THE Human Rights Commission of Pakistan has called for talks with insurgents in Balochistan, listing in a report the steps necessary to improve affairs in the province. Essentially, the measures see the parties involved stepping back from their current positions and conducting themselves within legal boundaries, thus allowing the elected Balochistan government to spearhead attempts at finding a political solution to a long-standing problem. HRCP has reiterated that enforced disappearances and the killing of people after kidnapping is a big hurdle in the way of talks. Just as the insurgents have been reminded to give up their violent ways and give dialogue a chance, a significant demand has been made in pressing for the right of the chief minister to oversee the work of the Frontier Corps. HRCP wants powers for the “chief minister to write the annual confidential report on the chief of FC Balochistan” and to head “all security agencies tasked with maintaining law and order in the province”.
The commission, which sent a fact-finding mission to Balochistan in June, demands rules where none exist. It wants a provincial rights commission set up after consensus between the political parties as also an adviser to the chief minister on human rights, mandated to raise resources from international donors to improve the situation. It recommends the framing of SOPs to govern the working of security and intelligence agencies which have been frequently accused of carrying out illegal activities, unanswerable as they remain to anyone and eager as they always are to hide their acts under the patriotic cover of national security.
This is a bold yet essential charter for Balochistan which, unfortunately, remains a remote land for many in this country. HRCP’s must-do list may again be argued against by those who refuse to remove their blinkers and see the reality as it exists.

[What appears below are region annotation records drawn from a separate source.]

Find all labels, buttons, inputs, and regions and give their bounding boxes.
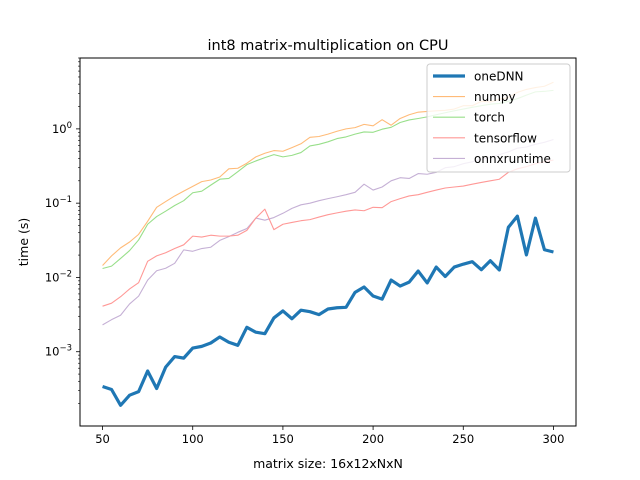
legend-frame [426, 63, 571, 173]
x-tick-label: 250 [452, 432, 474, 446]
legend-label-tensorflow: tensorflow [474, 131, 537, 145]
x-tick-label: 100 [182, 432, 204, 446]
x-tick-label: 150 [272, 432, 294, 446]
legend-entries: oneDNN numpy torch tensorflow onnxruntime [433, 70, 551, 166]
legend-label-oneDNN: oneDNN [474, 70, 524, 84]
y-tick-label: 10−1 [45, 195, 72, 210]
y-tick-label: 10−2 [45, 269, 72, 284]
legend-label-onnxruntime: onnxruntime [474, 152, 551, 166]
x-axis-label: matrix size: 16x12xNxN [253, 456, 403, 471]
series-lines [102, 81, 554, 407]
y-tick-label: 100 [52, 121, 72, 136]
chart-title: int8 matrix-multiplication on CPU [208, 38, 449, 54]
legend-label-numpy: numpy [474, 90, 516, 104]
x-tick-label: 200 [362, 432, 384, 446]
x-tick-label: 300 [542, 432, 564, 446]
legend: oneDNN numpy torch tensorflow onnxruntime [426, 63, 571, 173]
legend-label-torch: torch [474, 111, 505, 125]
y-axis: 10−3 10−2 10−1 100 [45, 57, 80, 404]
x-axis: 50 100 150 200 250 300 [95, 426, 564, 446]
series-line-oneDNN [102, 214, 554, 407]
y-axis-label: time (s) [16, 218, 31, 266]
x-tick-label: 50 [95, 432, 110, 446]
y-tick-label: 10−3 [45, 344, 72, 359]
series-line-tensorflow [102, 159, 554, 307]
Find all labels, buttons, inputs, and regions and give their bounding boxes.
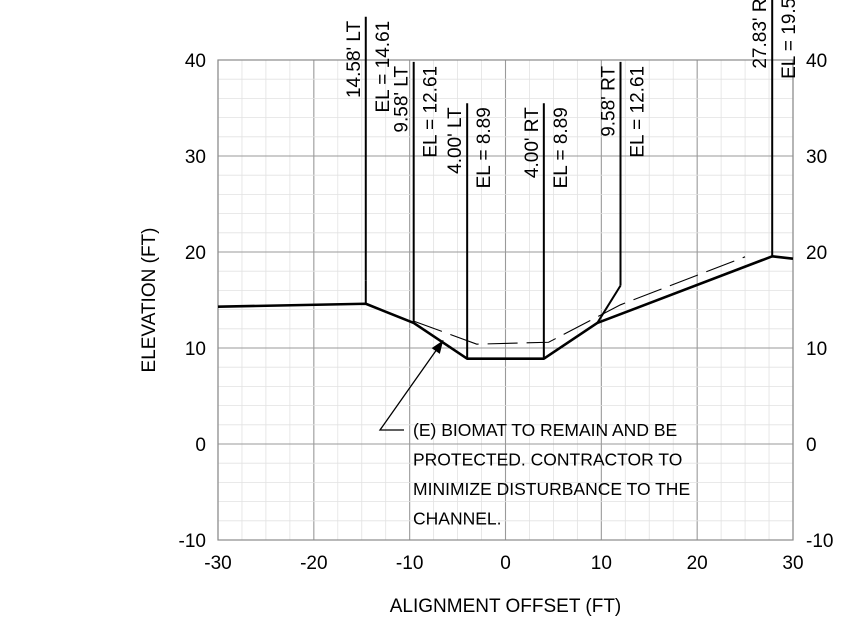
station-offset-label: 4.00' RT	[522, 107, 543, 178]
callout-text-line: MINIMIZE DISTURBANCE TO THE	[413, 479, 690, 499]
station-elev-label: EL = 12.61	[421, 66, 442, 158]
y-tick-label-left: 30	[185, 147, 206, 168]
callout-arrowhead	[431, 340, 444, 354]
existing-profile	[413, 256, 746, 345]
y-tick-label-right: 40	[806, 51, 827, 72]
x-tick-labels: -30 -20 -10 0 10 20 30	[204, 553, 803, 574]
y-tick-label-right: 20	[806, 243, 827, 264]
x-tick-label: -10	[396, 553, 423, 574]
station-elev-label: EL = 14.61	[373, 21, 394, 113]
x-tick-label: 10	[591, 553, 612, 574]
callout-text-line: (E) BIOMAT TO REMAIN AND BE	[413, 420, 677, 440]
station-offset-label: 27.83' RT	[750, 0, 771, 69]
y-axis-label: ELEVATION (FT)	[139, 228, 160, 373]
station-leaders	[364, 0, 774, 359]
station-elev-label: EL = 8.89	[474, 107, 495, 188]
station-elev-label: EL = 19.55	[779, 0, 800, 79]
station-offset-label: 14.58' LT	[344, 20, 365, 98]
y-tick-label-left: 0	[195, 435, 206, 456]
callout-leader	[378, 339, 444, 431]
x-tick-label: 0	[500, 553, 511, 574]
x-axis-label: ALIGNMENT OFFSET (FT)	[390, 596, 622, 617]
y-tick-labels-right: 40 30 20 10 0 -10	[806, 51, 833, 552]
y-tick-labels-left: 40 30 20 10 0 -10	[179, 51, 206, 552]
x-tick-label: 20	[687, 553, 708, 574]
y-tick-label-left: 40	[185, 51, 206, 72]
existing-profile-line	[413, 256, 746, 345]
station-elev-label: EL = 12.61	[628, 66, 649, 158]
station-offset-label: 9.58' LT	[392, 66, 413, 133]
callout-text-line: CHANNEL.	[413, 509, 502, 529]
station-leader-bend	[596, 285, 622, 324]
ground-profile-line	[217, 255, 794, 360]
biomat-callout: (E) BIOMAT TO REMAIN AND BE PROTECTED. CO…	[378, 339, 690, 529]
ground-profile	[217, 255, 794, 360]
x-tick-label: -20	[300, 553, 327, 574]
x-tick-label: 30	[782, 553, 803, 574]
y-tick-label-left: 20	[185, 243, 206, 264]
station-offset-label: 4.00' LT	[445, 107, 466, 174]
x-tick-label: -30	[204, 553, 231, 574]
station-offset-label: 9.58' RT	[599, 66, 620, 137]
y-tick-label-right: 10	[806, 339, 827, 360]
y-tick-label-right: 0	[806, 435, 817, 456]
y-tick-label-left: -10	[179, 531, 206, 552]
station-elev-label: EL = 8.89	[551, 107, 572, 188]
station-labels: 14.58' LT EL = 14.619.58' LT EL = 12.61 4.0…	[344, 0, 800, 188]
y-tick-label-left: 10	[185, 339, 206, 360]
y-tick-label-right: 30	[806, 147, 827, 168]
callout-text-line: PROTECTED. CONTRACTOR TO	[413, 450, 682, 470]
plot-frame	[217, 59, 794, 541]
y-tick-label-right: -10	[806, 531, 833, 552]
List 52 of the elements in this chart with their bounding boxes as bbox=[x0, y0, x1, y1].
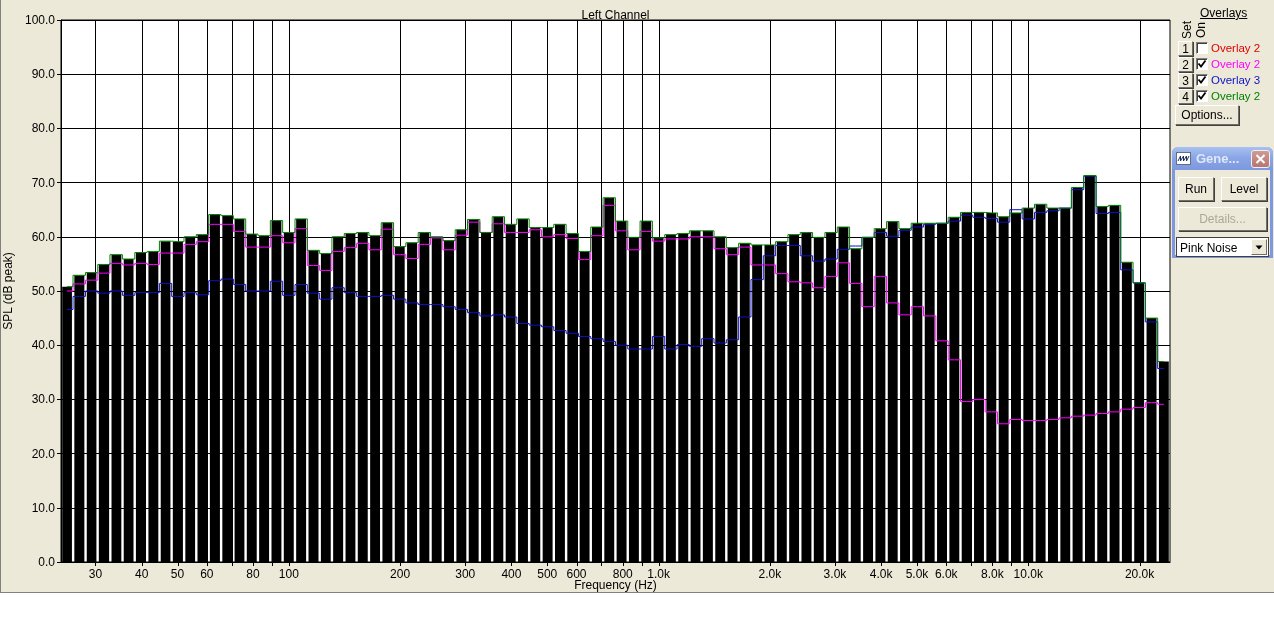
y-tick-label: 0.0 bbox=[38, 555, 56, 569]
x-tick-label: 20.0k bbox=[1124, 567, 1156, 581]
dropdown: Pink Noise bbox=[1176, 237, 1269, 257]
y-tick-label: 70.0 bbox=[31, 175, 56, 190]
y-tick-label: 100.0 bbox=[24, 13, 56, 27]
x-tick-label: 80 bbox=[246, 567, 260, 581]
x-tick-label: 5.0k bbox=[905, 567, 930, 581]
x-tick-label: 40 bbox=[135, 567, 149, 581]
y-tick-label: 50.0 bbox=[31, 284, 56, 298]
chart-title: Left Channel bbox=[581, 8, 650, 22]
x-tick-label: 4.0k bbox=[869, 567, 894, 581]
text: Overlay 2 bbox=[1211, 90, 1261, 103]
button: 3 bbox=[1178, 73, 1193, 88]
x-tick-label: 400 bbox=[501, 567, 522, 581]
x-tick-label: 200 bbox=[390, 567, 411, 581]
legend-title: Overlays bbox=[1200, 6, 1248, 20]
x-tick-label: 2.0k bbox=[758, 567, 783, 581]
button: Details... bbox=[1178, 207, 1267, 231]
button: 4 bbox=[1178, 89, 1193, 104]
x-tick-label: 50 bbox=[170, 567, 185, 581]
y-tick-label: 40.0 bbox=[31, 338, 56, 353]
title-bar: Gene... bbox=[1172, 147, 1273, 170]
x-tick-label: 800 bbox=[612, 567, 634, 581]
button: Options... bbox=[1175, 105, 1239, 125]
y-tick-label: 30.0 bbox=[31, 392, 56, 407]
x-tick-label: 300 bbox=[455, 567, 476, 581]
x-tick-label: 6.0k bbox=[934, 567, 959, 581]
button: Level bbox=[1221, 177, 1267, 201]
button: 2 bbox=[1178, 57, 1193, 72]
text: Overlay 2 bbox=[1211, 58, 1261, 71]
x-tick-label: 1.0k bbox=[647, 567, 671, 581]
y-tick-label: 80.0 bbox=[31, 121, 56, 136]
y-tick-label: 10.0 bbox=[31, 500, 56, 515]
y-tick-label: 60.0 bbox=[31, 229, 56, 244]
x-tick-label: 600 bbox=[566, 567, 587, 581]
y-tick-label: 20.0 bbox=[31, 446, 56, 461]
x-tick-label: 10.0k bbox=[1013, 567, 1044, 581]
x-tick-label: 8.0k bbox=[981, 567, 1005, 581]
button: 1 bbox=[1178, 41, 1193, 56]
y-axis-title: SPL (dB peak) bbox=[1, 252, 16, 330]
x-tick-label: 500 bbox=[537, 567, 558, 581]
x-tick-label: 3.0k bbox=[823, 567, 848, 581]
text: On bbox=[1194, 21, 1208, 40]
x-axis-title: Frequency (Hz) bbox=[574, 578, 657, 592]
text: Overlay 2 bbox=[1211, 42, 1261, 55]
x-tick-label: 100 bbox=[278, 567, 300, 581]
button: Run bbox=[1178, 177, 1214, 201]
y-tick-label: 90.0 bbox=[31, 67, 56, 82]
text: Set bbox=[1180, 20, 1194, 40]
x-tick-label: 60 bbox=[200, 567, 214, 581]
x-tick-label: 30 bbox=[88, 567, 103, 581]
text: Overlay 3 bbox=[1211, 74, 1261, 87]
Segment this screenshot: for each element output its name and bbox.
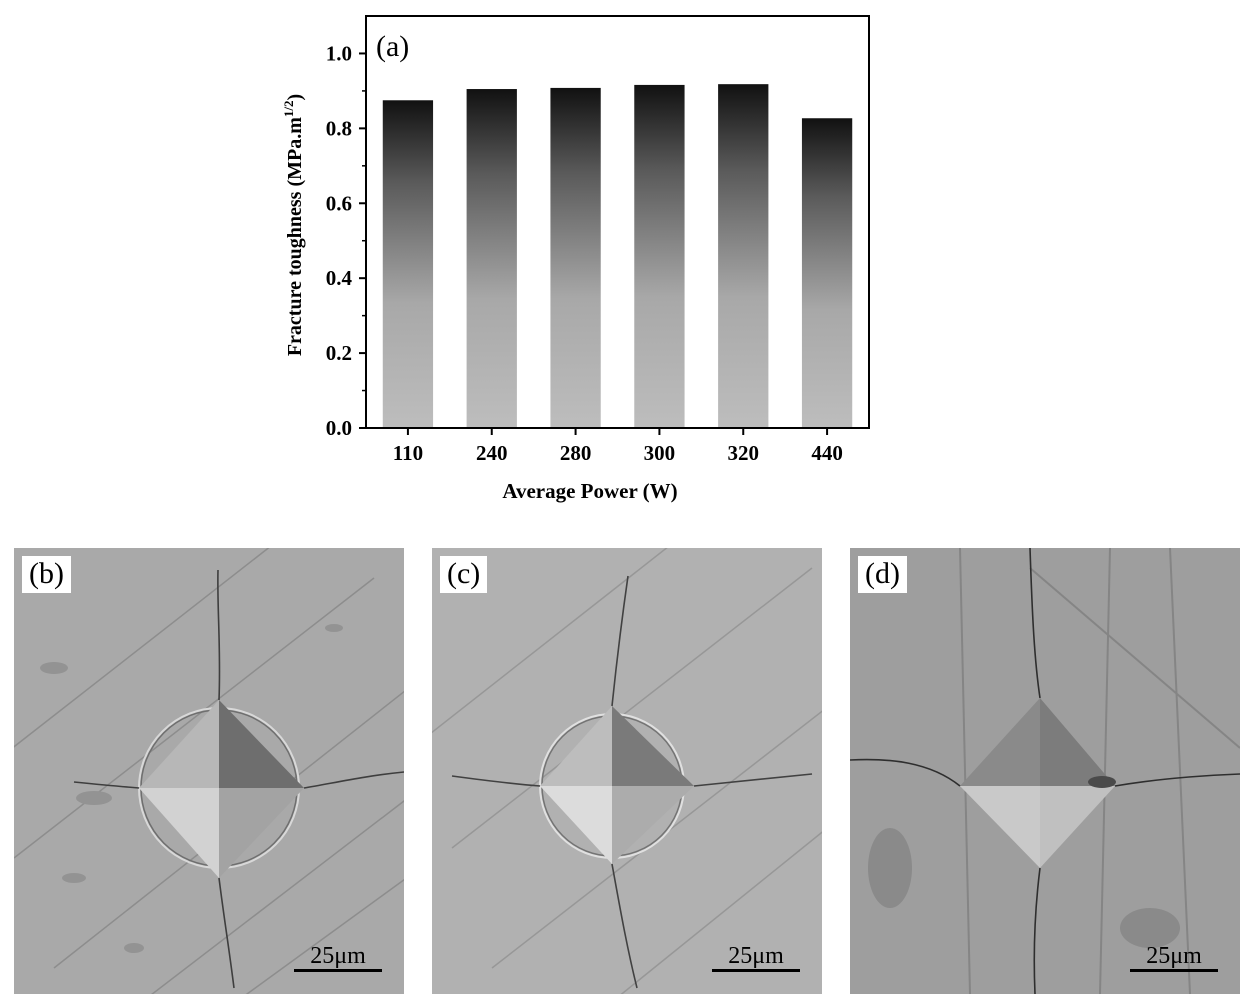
y-axis-title-main: Fracture toughness (MPa.m [284, 117, 306, 356]
bar-chart: 0.0 0.2 0.4 0.6 0.8 1.0 110 240 280 300 320 440 (a… [281, 15, 870, 503]
micrograph-c-scale-line [712, 969, 800, 972]
x-tick-label: 440 [811, 441, 843, 465]
x-axis-title: Average Power (W) [502, 479, 677, 503]
micrograph-c: (c) 25μm [432, 548, 822, 994]
micrograph-d-scale-line [1130, 969, 1218, 972]
micrograph-c-scalebar: 25μm [712, 944, 800, 972]
bar-300 [634, 84, 685, 428]
micrograph-b-image [14, 548, 404, 994]
micrograph-c-label: (c) [440, 556, 488, 593]
y-tick-label: 0.0 [326, 416, 352, 440]
plot-frame [365, 15, 870, 429]
x-tick-label: 320 [728, 441, 760, 465]
micrograph-c-image [432, 548, 822, 994]
bar-280 [550, 87, 601, 429]
y-axis-title-sup: 1/2 [281, 101, 296, 118]
x-tick-label: 280 [560, 441, 592, 465]
micrograph-d: (d) 25μm [850, 548, 1240, 994]
micrograph-d-scale-text: 25μm [1146, 943, 1202, 969]
x-tick-label: 300 [644, 441, 676, 465]
x-tick-label: 240 [476, 441, 508, 465]
bar-240 [466, 89, 517, 428]
bar-110 [382, 100, 434, 428]
bar-440 [801, 118, 853, 428]
y-tick-label: 0.2 [326, 341, 352, 365]
y-tick-label: 0.6 [326, 191, 352, 215]
micrograph-b: (b) 25μm [14, 548, 404, 994]
micrograph-b-label: (b) [22, 556, 71, 593]
y-tick-label: 0.8 [326, 116, 352, 140]
micrograph-c-scale-text: 25μm [728, 943, 784, 969]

The tendency is to blame the conflict in the province on the all-powerful and convenient ‘foreign’ hand and then pretend that it will be sorted out by the security agencies. The fact is that this latest report reconfirms what has already been established by similar exercises in the past by human rights groups and the media. It is not improbable that foreign agencies would want to intervene in an area of unrest, but the indigenous nature of this insurgency is something the Pakistani state can ignore only at its own peril. It has wasted much time in treating it as a law and order issue. The sooner it opts for talks the brighter the chances would be for a solution.